Texas State University's Teacher Residency Program receives reapproval from TEA for 2023-24


Charlcee Cervantez | November 28, 2023

A teacher showing a child how to use a computer program in a classroom.

In a significant achievement for Texas State University, the College of Education’s Teacher Residency Program has received reapproval from the Texas Education Agency (TEA) for the 2023-24 academic year and has earned a well-deserved spot on the TEA Vetted Teacher Residency Program list.

The list is a prestigious compilation of Texas educator preparation programs renowned for offering high-quality teacher residency programs. This recognition comes in anticipation of state and federal grant opportunities, where educational institutions are required to collaborate with top-tier teacher residency programs.

The application was a collaborative effort that involved the expertise of several accomplished faculty from the College of Education, including Patricia Rocha, Ph.D., Leticia Botello, Glenna Billingsley, Ph.D., Maneka Brooks, Ph.D., Jesse Gainer, Ph.D., Nancy Valdez-Gainer, and Jeffry King, Ph.D. Their valuable contributions and collective knowledge were instrumental in the success of the project.

“We are excited to be included on the Vetted Residency list for the second time,” said Maneka Brooks, associate dean for Academic Affairs and Educator Preparation. “It demonstrates the College of Education’s commitment to residency as an effective model for teacher education. It allows us to continue our work scaling and refining residencies with our district partners. It is a recognition of the quality of educator preparation at Texas State.”

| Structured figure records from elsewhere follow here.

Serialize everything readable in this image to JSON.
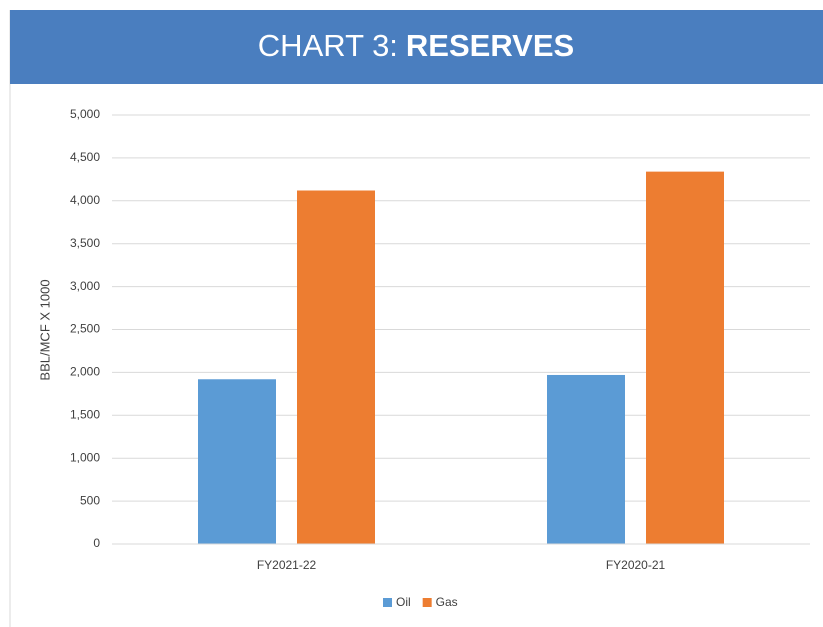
{
  "chart_data": {
    "type": "bar",
    "title": [
      "CHART 3:",
      "RESERVES"
    ],
    "y_label": "BBL/MCF X 1000",
    "categories": [
      "FY2021-22",
      "FY2020-21"
    ],
    "series": [
      {
        "name": "Oil",
        "color": "#5b9bd5",
        "values": [
          1920,
          1970
        ]
      },
      {
        "name": "Gas",
        "color": "#ed7d31",
        "values": [
          4120,
          4340
        ]
      }
    ],
    "ylim": [
      0,
      5000
    ],
    "yticks": [
      0,
      500,
      {
        "value": 1000,
        "label": "1,000"
      },
      {
        "value": 1500,
        "label": "1,500"
      },
      {
        "value": 2000,
        "label": "2,000"
      },
      {
        "value": 2500,
        "label": "2,500"
      },
      {
        "value": 3000,
        "label": "3,000"
      },
      {
        "value": 3500,
        "label": "3,500"
      },
      {
        "value": 4000,
        "label": "4,000"
      },
      {
        "value": 4500,
        "label": "4,500"
      },
      {
        "value": 5000,
        "label": "5,000"
      }
    ],
    "grid": true,
    "legend": "bottom",
    "banner_color": "#4a7ebf"
  }
}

A teacher residency pathway, as defined for this list, entails a teacher candidate being partnered with an experienced, highly effective mentor teacher for a full year of clinical training and co-teaching in a K-12 classroom. This partnership involves a minimum commitment of three days per week throughout the academic year. These invaluable residencies can occur at both undergraduate and post-baccalaureate levels, demonstrating a commitment to fostering outstanding educators at all stages of their development.

The College of Education currently provides Teacher Residency Pathways tailored to two key certification areas: All-Level Special Education and Elementary Level Core Subjects with English as a Second Language teacher certification. In addition, one of the pilot residencies is offered for those pursuing a secondary-level certification in math, science, English, or history.

One noteworthy aspect of the Teacher Residency Program is the possibility of residents receiving a stipend during their yearlong residency. This financial support acknowledges the dedication and hard work of teacher candidates as they embark on their journey to become exceptional educators. Across the board, resident teachers receive compensation from their respective school districts, ensuring financial stability during their intensive training period. Apart from the San Marcos CISD Pilot Residencies, the standard compensation for resident teachers stands at a commendable $20,000 distributed over the duration of their yearlong residency.

“Our program has opened many opportunities for future teachers enrolled in the College of Education,” Brooks said. “We have been able to secure about $2.1 million in funding that goes directly to support 120 TXST teacher residents this academic year alone. The students in our Elementary Education program who select our Teacher Residency Pathway are eligible to apply for the Charles Butt Scholarship, which provides them with professional development at an $8,000 a year scholarship for up to four years. Teacher residency is making a meaningful contribution to the lives of future teachers.”

The TEA Vetted Teacher Residency Program list is not just a seal of approval; it is a testament to the quality of teacher training and preparation offered by institutions like TXST. In an era where the role of educators has never been more critical, the reapproval is not just a recognition of past successes but a promise of continued excellence in shaping the future of education in Texas.